Architecture¶

At a high level, Citus distributes the data across a cluster of commodity servers. Incoming SQL queries are then parallel processed across these servers.

In the sections below, we briefly explain the concepts relating to Citus’s architecture.

Master / Worker Nodes¶

You first choose one of the PostgreSQL instances in the cluster as the Citus master. You then add the DNS names of worker PostgreSQL instances (Citus workers) to a membership file on the master. From that point on, you interact with the master through standard PostgreSQL interfaces for data loading and querying. All the data is distributed across the workers. The master only stores metadata about the shards.

Logical Sharding¶

Citus utilizes a modular block architecture which is similar to Hadoop Distributed File System blocks but uses PostgreSQL tables on the workers instead of files. Each of these tables is a horizontal partition or a logical “shard”. The Citus master then maintains metadata tables which track all the workers and the locations of the shards on the workers.

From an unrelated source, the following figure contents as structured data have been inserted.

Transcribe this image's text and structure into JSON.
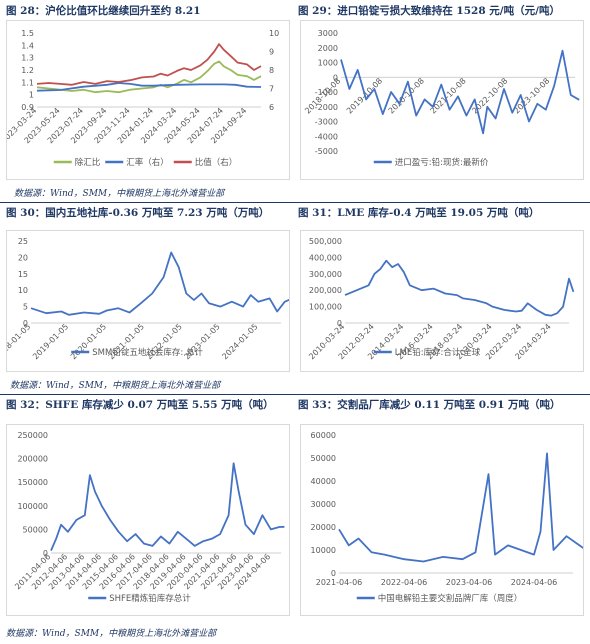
{
  "captions": {
    "c28": "图 28：沪伦比值环比继续回升至约 8.21",
    "c29": "图 29：进口铅锭亏损大致维持在 1528 元/吨（元/吨）",
    "c30": "图 30：国内五地社库-0.36 万吨至 7.23 万吨（万吨）",
    "c31": "图 31：LME 库存-0.4 万吨至 19.05 万吨（吨）",
    "c32": "图 32：SHFE 库存减少 0.07 万吨至 5.55 万吨（吨）",
    "c33": "图 33：交割品厂库减少 0.11 万吨至 0.91 万吨（吨）"
  },
  "sources": {
    "s1": "数据源：Wind，SMM，中粮期货上海北外滩营业部",
    "s2": "数据源：Wind，SMM，中粮期货上海北外滩营业部",
    "s3": "数据源：Wind，SMM，中粮期货上海北外滩营业部"
  },
  "colors": {
    "caption": "#1f3864",
    "blue": "#4472c4",
    "green": "#9bbb59",
    "red": "#c0504d"
  },
  "chart_data": [
    {
      "id": "c28",
      "type": "line",
      "x_ticks": [
        "2023-03-24",
        "2023-05-24",
        "2023-07-24",
        "2023-09-24",
        "2023-11-24",
        "2024-01-24",
        "2024-03-24",
        "2024-05-24",
        "2024-07-24",
        "2024-09-24"
      ],
      "y_left": {
        "range": [
          0.9,
          1.5
        ],
        "ticks": [
          "1.5",
          "1.4",
          "1.3",
          "1.2",
          "1.1",
          "1",
          "0.9"
        ]
      },
      "y_right": {
        "range": [
          6,
          10
        ],
        "ticks": [
          "10",
          "9",
          "8",
          "7",
          "6"
        ]
      },
      "series": [
        {
          "name": "除汇比",
          "color": "#9bbb59",
          "axis": "left",
          "points": [
            [
              0,
              1.06
            ],
            [
              0.5,
              1.05
            ],
            [
              1,
              1.04
            ],
            [
              1.5,
              1.03
            ],
            [
              2,
              1.04
            ],
            [
              2.5,
              1.02
            ],
            [
              3,
              1.03
            ],
            [
              3.5,
              1.02
            ],
            [
              4,
              1.04
            ],
            [
              4.5,
              1.05
            ],
            [
              5,
              1.06
            ],
            [
              5.3,
              1.08
            ],
            [
              5.6,
              1.06
            ],
            [
              6,
              1.09
            ],
            [
              6.3,
              1.12
            ],
            [
              6.6,
              1.1
            ],
            [
              7,
              1.14
            ],
            [
              7.3,
              1.19
            ],
            [
              7.6,
              1.25
            ],
            [
              7.8,
              1.27
            ],
            [
              8,
              1.23
            ],
            [
              8.3,
              1.2
            ],
            [
              8.6,
              1.16
            ],
            [
              9,
              1.15
            ],
            [
              9.3,
              1.12
            ],
            [
              9.6,
              1.15
            ]
          ]
        },
        {
          "name": "汇率（右）",
          "color": "#4472c4",
          "axis": "right",
          "points": [
            [
              0,
              6.88
            ],
            [
              1,
              6.92
            ],
            [
              2,
              7.1
            ],
            [
              3,
              7.2
            ],
            [
              3.5,
              7.3
            ],
            [
              4,
              7.25
            ],
            [
              4.5,
              7.15
            ],
            [
              5,
              7.15
            ],
            [
              5.5,
              7.18
            ],
            [
              6,
              7.2
            ],
            [
              7,
              7.22
            ],
            [
              8,
              7.22
            ],
            [
              8.5,
              7.2
            ],
            [
              9,
              7.1
            ],
            [
              9.6,
              7.08
            ]
          ]
        },
        {
          "name": "比值（右）",
          "color": "#c0504d",
          "axis": "right",
          "points": [
            [
              0,
              7.25
            ],
            [
              0.5,
              7.3
            ],
            [
              1,
              7.25
            ],
            [
              1.5,
              7.2
            ],
            [
              2,
              7.35
            ],
            [
              2.5,
              7.25
            ],
            [
              3,
              7.4
            ],
            [
              3.5,
              7.35
            ],
            [
              4,
              7.45
            ],
            [
              4.5,
              7.6
            ],
            [
              5,
              7.65
            ],
            [
              5.3,
              7.8
            ],
            [
              5.6,
              7.7
            ],
            [
              6,
              7.95
            ],
            [
              6.3,
              8.1
            ],
            [
              6.6,
              8.0
            ],
            [
              7,
              8.25
            ],
            [
              7.3,
              8.55
            ],
            [
              7.6,
              9.0
            ],
            [
              7.8,
              9.4
            ],
            [
              8,
              9.1
            ],
            [
              8.3,
              8.75
            ],
            [
              8.6,
              8.4
            ],
            [
              9,
              8.3
            ],
            [
              9.3,
              8.0
            ],
            [
              9.6,
              8.21
            ]
          ]
        }
      ],
      "legend": [
        "除汇比",
        "汇率（右）",
        "比值（右）"
      ]
    },
    {
      "id": "c29",
      "type": "line",
      "x_ticks": [
        "2018-10-08",
        "2019-10-08",
        "2020-10-08",
        "2021-10-08",
        "2022-10-08",
        "2023-10-08"
      ],
      "y": {
        "range": [
          -5000,
          3000
        ],
        "ticks": [
          "3000",
          "2000",
          "1000",
          "0",
          "-1000",
          "-2000",
          "-3000",
          "-4000",
          "-5000"
        ]
      },
      "series": [
        {
          "name": "进口盈亏:铅:现货:最新价",
          "color": "#4472c4",
          "points": [
            [
              0,
              1200
            ],
            [
              0.2,
              -800
            ],
            [
              0.4,
              500
            ],
            [
              0.6,
              -1500
            ],
            [
              0.8,
              -800
            ],
            [
              1,
              -2500
            ],
            [
              1.2,
              -1000
            ],
            [
              1.4,
              -1800
            ],
            [
              1.6,
              -300
            ],
            [
              1.8,
              -2600
            ],
            [
              2,
              -1500
            ],
            [
              2.2,
              -2000
            ],
            [
              2.4,
              -500
            ],
            [
              2.6,
              -2200
            ],
            [
              2.8,
              -1300
            ],
            [
              3,
              -2600
            ],
            [
              3.2,
              -1500
            ],
            [
              3.4,
              -3800
            ],
            [
              3.5,
              -2000
            ],
            [
              3.7,
              -2800
            ],
            [
              3.9,
              -800
            ],
            [
              4.1,
              -2400
            ],
            [
              4.3,
              -1200
            ],
            [
              4.5,
              -3000
            ],
            [
              4.7,
              -1800
            ],
            [
              4.9,
              -2200
            ],
            [
              5.1,
              -600
            ],
            [
              5.3,
              1800
            ],
            [
              5.5,
              -1200
            ],
            [
              5.7,
              -1528
            ]
          ]
        }
      ],
      "legend": [
        "进口盈亏:铅:现货:最新价"
      ]
    },
    {
      "id": "c30",
      "type": "line",
      "x_ticks": [
        "2018-01-05",
        "2019-01-05",
        "2020-01-05",
        "2021-01-05",
        "2022-01-05",
        "2023-01-05",
        "2024-01-05"
      ],
      "y": {
        "range": [
          0,
          25
        ],
        "ticks": [
          "25",
          "20",
          "15",
          "10",
          "5",
          "0"
        ]
      },
      "series": [
        {
          "name": "SMM铅锭五地社会库存: 总计",
          "color": "#4472c4",
          "points": [
            [
              0,
              4.5
            ],
            [
              0.4,
              3
            ],
            [
              0.8,
              3.5
            ],
            [
              1,
              2.5
            ],
            [
              1.4,
              3.2
            ],
            [
              1.8,
              2.8
            ],
            [
              2,
              3.8
            ],
            [
              2.3,
              4.5
            ],
            [
              2.6,
              3.2
            ],
            [
              2.9,
              6
            ],
            [
              3.2,
              9
            ],
            [
              3.5,
              14
            ],
            [
              3.7,
              21.5
            ],
            [
              3.9,
              17
            ],
            [
              4.1,
              9
            ],
            [
              4.3,
              7
            ],
            [
              4.5,
              9
            ],
            [
              4.7,
              6
            ],
            [
              5,
              5
            ],
            [
              5.3,
              6.5
            ],
            [
              5.6,
              5
            ],
            [
              5.8,
              8.5
            ],
            [
              6,
              6.5
            ],
            [
              6.3,
              7.5
            ],
            [
              6.5,
              3.5
            ],
            [
              6.7,
              6.5
            ],
            [
              6.85,
              7.23
            ]
          ]
        }
      ],
      "legend": [
        "SMM铅锭五地社会库存: 总计"
      ]
    },
    {
      "id": "c31",
      "type": "line",
      "x_ticks": [
        "2010-03-24",
        "2012-03-24",
        "2014-03-24",
        "2016-03-24",
        "2018-03-24",
        "2020-03-24",
        "2022-03-24",
        "2024-03-24"
      ],
      "y": {
        "range": [
          0,
          500000
        ],
        "ticks": [
          "500,000",
          "400,000",
          "300,000",
          "200,000",
          "100,000",
          "0"
        ]
      },
      "series": [
        {
          "name": "LME铅:库存:合计:全球",
          "color": "#4472c4",
          "points": [
            [
              0,
              170000
            ],
            [
              0.4,
              200000
            ],
            [
              0.8,
              230000
            ],
            [
              1,
              300000
            ],
            [
              1.2,
              330000
            ],
            [
              1.4,
              380000
            ],
            [
              1.6,
              340000
            ],
            [
              1.8,
              360000
            ],
            [
              2,
              310000
            ],
            [
              2.2,
              230000
            ],
            [
              2.6,
              200000
            ],
            [
              3,
              210000
            ],
            [
              3.4,
              180000
            ],
            [
              3.8,
              170000
            ],
            [
              4,
              150000
            ],
            [
              4.4,
              140000
            ],
            [
              4.8,
              120000
            ],
            [
              5,
              100000
            ],
            [
              5.4,
              80000
            ],
            [
              5.8,
              70000
            ],
            [
              6,
              75000
            ],
            [
              6.2,
              120000
            ],
            [
              6.5,
              80000
            ],
            [
              6.8,
              50000
            ],
            [
              7,
              45000
            ],
            [
              7.2,
              60000
            ],
            [
              7.4,
              100000
            ],
            [
              7.6,
              270000
            ],
            [
              7.75,
              190500
            ]
          ]
        }
      ],
      "legend": [
        "LME铅:库存:合计:全球"
      ]
    },
    {
      "id": "c32",
      "type": "line",
      "x_ticks": [
        "2011-04-06",
        "2012-04-06",
        "2013-04-06",
        "2014-04-06",
        "2015-04-06",
        "2016-04-06",
        "2017-04-06",
        "2018-04-06",
        "2019-04-06",
        "2020-04-06",
        "2021-04-06",
        "2022-04-06",
        "2023-04-06",
        "2024-04-06"
      ],
      "y": {
        "range": [
          0,
          250000
        ],
        "ticks": [
          "250000",
          "200000",
          "150000",
          "100000",
          "50000",
          "0"
        ]
      },
      "series": [
        {
          "name": "SHFE精炼铅库存总计",
          "color": "#4472c4",
          "points": [
            [
              0,
              5000
            ],
            [
              0.3,
              30000
            ],
            [
              0.6,
              60000
            ],
            [
              1,
              45000
            ],
            [
              1.5,
              70000
            ],
            [
              2,
              80000
            ],
            [
              2.3,
              165000
            ],
            [
              2.6,
              130000
            ],
            [
              3,
              100000
            ],
            [
              3.5,
              70000
            ],
            [
              4,
              45000
            ],
            [
              4.5,
              25000
            ],
            [
              5,
              40000
            ],
            [
              5.5,
              20000
            ],
            [
              6,
              15000
            ],
            [
              6.5,
              35000
            ],
            [
              7,
              20000
            ],
            [
              7.5,
              45000
            ],
            [
              8,
              30000
            ],
            [
              8.5,
              15000
            ],
            [
              9,
              25000
            ],
            [
              9.5,
              30000
            ],
            [
              10,
              40000
            ],
            [
              10.5,
              80000
            ],
            [
              10.8,
              190000
            ],
            [
              11.1,
              130000
            ],
            [
              11.5,
              60000
            ],
            [
              12,
              40000
            ],
            [
              12.5,
              80000
            ],
            [
              13,
              50000
            ],
            [
              13.5,
              55000
            ],
            [
              13.8,
              55500
            ]
          ]
        }
      ],
      "legend": [
        "SHFE精炼铅库存总计"
      ]
    },
    {
      "id": "c33",
      "type": "line",
      "x_ticks": [
        "2021-04-06",
        "2022-04-06",
        "2023-04-06",
        "2024-04-06"
      ],
      "y": {
        "range": [
          0,
          60000
        ],
        "ticks": [
          "60000",
          "50000",
          "40000",
          "30000",
          "20000",
          "10000",
          "0"
        ]
      },
      "series": [
        {
          "name": "中国电解铅主要交割品牌厂库（周度）",
          "color": "#4472c4",
          "points": [
            [
              0,
              19000
            ],
            [
              0.15,
              12000
            ],
            [
              0.3,
              15000
            ],
            [
              0.5,
              9000
            ],
            [
              0.7,
              8000
            ],
            [
              1,
              6000
            ],
            [
              1.3,
              5000
            ],
            [
              1.6,
              7000
            ],
            [
              1.9,
              6000
            ],
            [
              2.1,
              9000
            ],
            [
              2.3,
              43000
            ],
            [
              2.4,
              8000
            ],
            [
              2.6,
              12000
            ],
            [
              2.8,
              10000
            ],
            [
              3,
              8000
            ],
            [
              3.1,
              18000
            ],
            [
              3.2,
              52000
            ],
            [
              3.3,
              10000
            ],
            [
              3.5,
              16000
            ],
            [
              3.7,
              12000
            ],
            [
              3.85,
              9100
            ]
          ]
        }
      ],
      "legend": [
        "中国电解铅主要交割品牌厂库（周度）"
      ]
    }
  ]
}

Each shard is replicated on at least two of the workers (Users can configure this to a higher value). As a result, the loss of a single machine does not impact data availability. The Citus logical sharding architecture also allows new workers to be added at any time to increase the capacity and processing power of the cluster.

Metadata Tables¶

The Citus master maintains metadata tables to track all the workers and the locations of the database shards on them. These tables also maintain statistics like size and min/max values about the shards which help Citus’s distributed query planner to optimize the incoming queries. The metadata tables are small (typically a few MBs in size) and can be replicated and quickly restored if the master ever experiences a failure.

You can view the metadata by running the following queries on the Citus master.

SELECT * from pg_dist_partition;
 logicalrelid | partmethod |                                                        partkey
--------------+------------+-------------------------------------------------------------------------------------------------------------------------
       488843 | r          | {VAR :varno 1 :varattno 4 :vartype 20 :vartypmod -1 :varcollid 0 :varlevelsup 0 :varnoold 1 :varoattno 4 :location 232}
(1 row)

SELECT * from pg_dist_shard;
 logicalrelid | shardid | shardstorage | shardalias | shardminvalue | shardmaxvalue
--------------+---------+--------------+------------+---------------+---------------
       488843 |  102065 | t            |            | 27            | 14995004
       488843 |  102066 | t            |            | 15001035      | 25269705
       488843 |  102067 | t            |            | 25273785      | 28570113
       488843 |  102068 | t            |            | 28570150      | 28678869
(4 rows)

SELECT * from pg_dist_shard_placement;
 shardid | shardstate | shardlength | nodename  | nodeport
---------+------------+-------------+-----------+----------
  102065 |          1 |     7307264 | localhost |   9701
  102065 |          1 |     7307264 | localhost |   9700
  102066 |          1 |     5890048 | localhost |   9700
  102066 |          1 |     5890048 | localhost |   9701
  102067 |          1 |     5242880 | localhost |   9701
  102067 |          1 |     5242880 | localhost |   9700
  102068 |          1 |     3923968 | localhost |   9700
  102068 |          1 |     3923968 | localhost |   9701
(8 rows)

To learn more about the metadata tables and their schema, please visit the Metadata Tables Reference section of our documentation.

Query Processing¶

When the user issues a query, the Citus master partitions it into smaller query fragments where each query fragment can be run independently on a worker shard. This allows Citus to distribute each query across the cluster, utilizing the processing power of all of the involved nodes and also of individual cores on each node. The master then assigns the query fragments to workers, oversees their execution, merges their results, and returns the final result to the user. To ensure that all queries are executed in a scalable manner, the master also applies optimizations that minimize the amount of data transferred across the network.

Failure Handling¶

Citus can easily tolerate worker failures because of its logical sharding-based architecture. If a worker fails mid-query, Citus completes the query by re-routing the failed portions of the query to other workers which have a copy of the shard. If a worker is permanently down, users can easily rebalance the shards onto other workers to maintain the same level of availability.